«Nous voulons, avec les musulmans, expliquer à une large public, que nous nous engageons, dans le cadre d'un partenariat sécuritaire contre l'extrémisme islamiste et pour plus de sécurité», a annoncé Hans Peter Friedrich, ministre allemand de l'Intérieur, lors de la première séance plénière de la Conférence allemande sur l'Islam en 2011. Un sommet devrait se tenir à cet effet au printemps.
C'est cette annonce, plutôt que le contenu des discussions, qui fait la une des journaux allemands à l'issue de la Conférence. «[Le ministre] peut évidemment appeler les musulmans à coopérer sur des questions de sécurité. De toutes manières, cela a toujours été un sujet abordé dans la Conférence sur l'islam, explique Kenan Kolat de la TGD (association turque en Allemagne), mais planifier un sommet sur le sujet de la prévention et en parler d'abord aux médias pour l'annoncer seulement ensuite aux associations musulmanes, cela ne se fait pas. Cela met le participant musulman devant le fait accompli. De plus, on fait une nouvelle fois l'amalgame entre Islam et islamisme. C'est de la stigmatisation et c'est justement cette stigmatisation que la conférence sur l'Islam veut empêcher.» Pour conclure : «Friedrich a envoyé le mauvais message».
Un appel au boycott...
D'autres vont plus loin. La chargée d'intégration du groupe parlementaire de la SPD (parti socio-démocrate), Aydan Özoguz, estime que Friedrich utilise la conférence sur l'islam pour réaffirmer son positionnement politique à droite. Récemment, le ministre a déjà fait parler de lui en estimant que l'histoire allemande ne permettait pas de dire que l'Islam fait partie de l'Allemagne. Suite à cet enchainement de déclarations, Aydan Özoguz a même appelé au boycott : «les musulmans ne devraient plus participer à la conférence sur l'Islam, jusqu'à ce que quelqu'un d'autre en prenne la direction.»
Certaines associations musulmanes se sont déjà retirées de la Conférence, tel le Conseil central des musulmans en Allemagne depuis plus d'un an. Une des critiques adressées à la Conférence, dès sa mise en place, était le choix des membres par l'Etat. De cette manière, le ministère de l'Intérieur décide avec quels membres de la communauté musulmane d'Allemagne il veut dialoguer.
... exagéré ?
Malgré les critiques à l'encontre du ministre de l'Intérieur, certains membres de la conférence sur l'Islam estiment que la volonté de dialoguer existe réellement. Selon la Germano-marocaine Sineb El Masrar, «le ministre a plutôt donné l'impression d'être ouvert à ce que nous lui expliquions». Il serait trop facile de voir ses déclarations comme une simple manière de faire peur. Elle suit plutôt des logiques partisanes mais démontre aussi la maladresse du ministre, nous explique Sineb El Masrar, membre de la conférence à titre individuel. Les déclarations de Friedrich sont parfois confuses.

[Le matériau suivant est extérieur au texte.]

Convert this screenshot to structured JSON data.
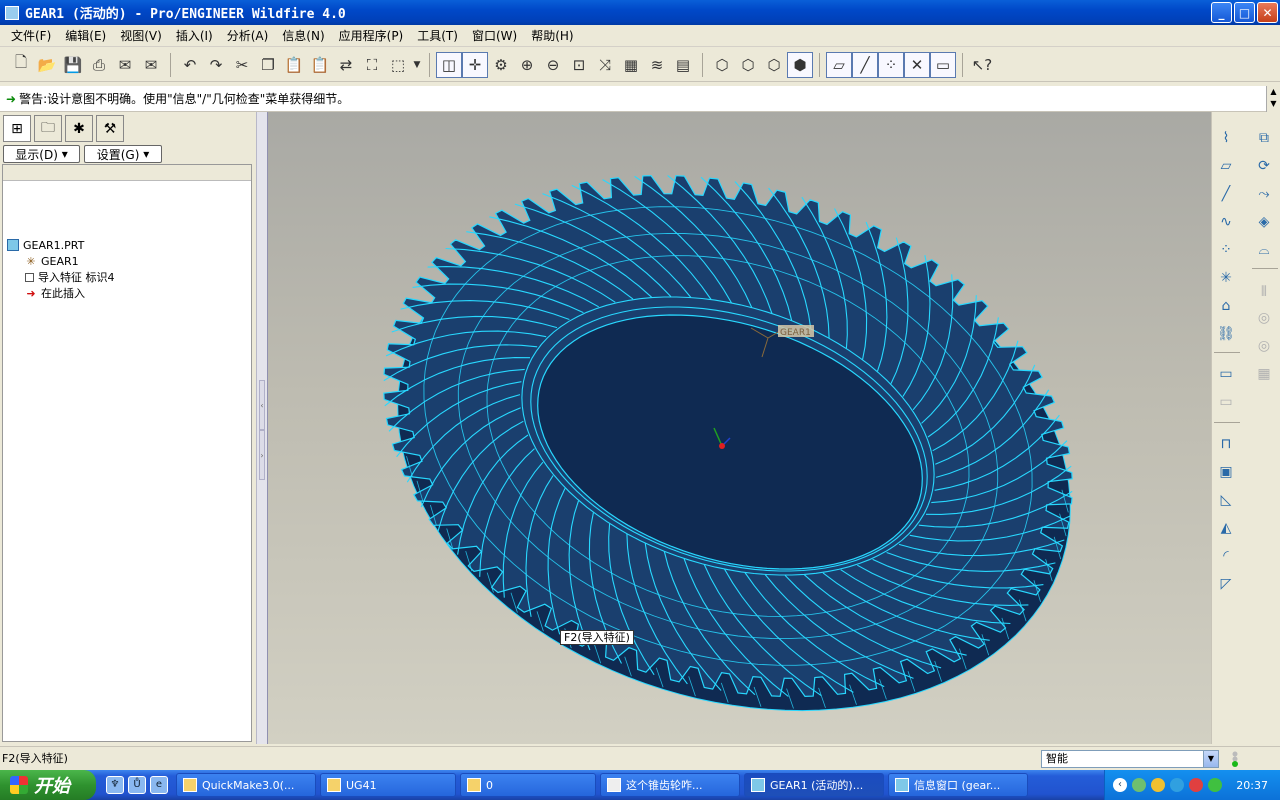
{
  "window": {
    "title": "GEAR1 (活动的) - Pro/ENGINEER Wildfire 4.0",
    "controls": {
      "minimize": "_",
      "maximize": "□",
      "close": "✕"
    }
  },
  "menu": [
    "文件(F)",
    "编辑(E)",
    "视图(V)",
    "插入(I)",
    "分析(A)",
    "信息(N)",
    "应用程序(P)",
    "工具(T)",
    "窗口(W)",
    "帮助(H)"
  ],
  "toolbar": {
    "groups": [
      [
        "new-file-icon",
        "open-file-icon",
        "save-icon",
        "print-icon",
        "send-mail-icon",
        "mail-attach-icon"
      ],
      [
        "undo-icon",
        "redo-icon",
        "cut-icon",
        "copy-icon",
        "paste-icon",
        "paste-special-icon",
        "regenerate-icon",
        "find-icon",
        "select-box-icon",
        "dropdown-arrow-icon"
      ],
      [
        "repaint-icon",
        "spin-center-icon",
        "orient-mode-icon",
        "zoom-in-icon",
        "zoom-out-icon",
        "refit-icon",
        "reorient-icon",
        "saved-views-icon",
        "layers-icon",
        "view-manager-icon"
      ],
      [
        "wireframe-icon",
        "hidden-line-icon",
        "no-hidden-icon",
        "shading-icon"
      ],
      [
        "datum-planes-icon",
        "datum-axes-icon",
        "datum-points-icon",
        "coordinate-systems-icon",
        "annotations-icon"
      ],
      [
        "context-help-icon"
      ]
    ]
  },
  "message": {
    "icon": "green-arrow-icon",
    "text": "警告:设计意图不明确。使用\"信息\"/\"几何检查\"菜单获得细节。"
  },
  "model_tree": {
    "display_button": "显示(D)",
    "settings_button": "设置(G)",
    "items": [
      {
        "label": "GEAR1.PRT",
        "icon": "part-icon",
        "indent": 0
      },
      {
        "label": "GEAR1",
        "icon": "coordinate-system-icon",
        "indent": 1
      },
      {
        "label": "导入特征 标识4",
        "icon": "import-feature-icon",
        "indent": 1
      },
      {
        "label": "在此插入",
        "icon": "insert-here-arrow-icon",
        "indent": 1
      }
    ]
  },
  "graphics": {
    "csys_label": "GEAR1",
    "tooltip": "F2(导入特征)",
    "model": "spiral bevel gear"
  },
  "right_toolbar": [
    "sketch-tool-icon",
    "datum-plane-icon",
    "datum-axis-icon",
    "datum-curve-icon",
    "datum-point-icon",
    "coordinate-system-icon",
    "analysis-feature-icon",
    "link-icon",
    "extrude-icon",
    "revolve-icon",
    "sweep-icon",
    "blend-icon",
    "mirror-icon",
    "merge-icon",
    "trim-icon",
    "offset-icon",
    "thicken-icon",
    "pattern-icon",
    "hole-icon",
    "shell-icon",
    "rib-icon",
    "draft-icon",
    "round-icon",
    "chamfer-icon"
  ],
  "status": {
    "text": "F2(导入特征)",
    "filter": "智能"
  },
  "taskbar": {
    "start": "开始",
    "tasks": [
      "QuickMake3.0(...",
      "UG41",
      "0",
      "这个锥齿轮咋...",
      "GEAR1 (活动的)...",
      "信息窗口 (gear..."
    ],
    "active_task": 4,
    "clock": "20:37"
  },
  "colors": {
    "gear_fill": "#1a3f6e",
    "gear_edges": "#28d8ff",
    "background_top": "#a9a9a4",
    "background_bottom": "#d2d0c3",
    "titlebar": "#0048c8"
  }
}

Est-ce suffisant pour demander le boycott ou même la suppression de la Conférence ? «La question est justifiée, estime Sineb El Masrar, mais ne se pose pas dans l'immédiat». Cela dépend surtout de l'évolution des thématiques traitées, selon elle. Kenan Kolat de la TGD estime, pour sa part, que «nous avons toujours la possibilité d'obtenir de bons résultats à travers ce dialogue».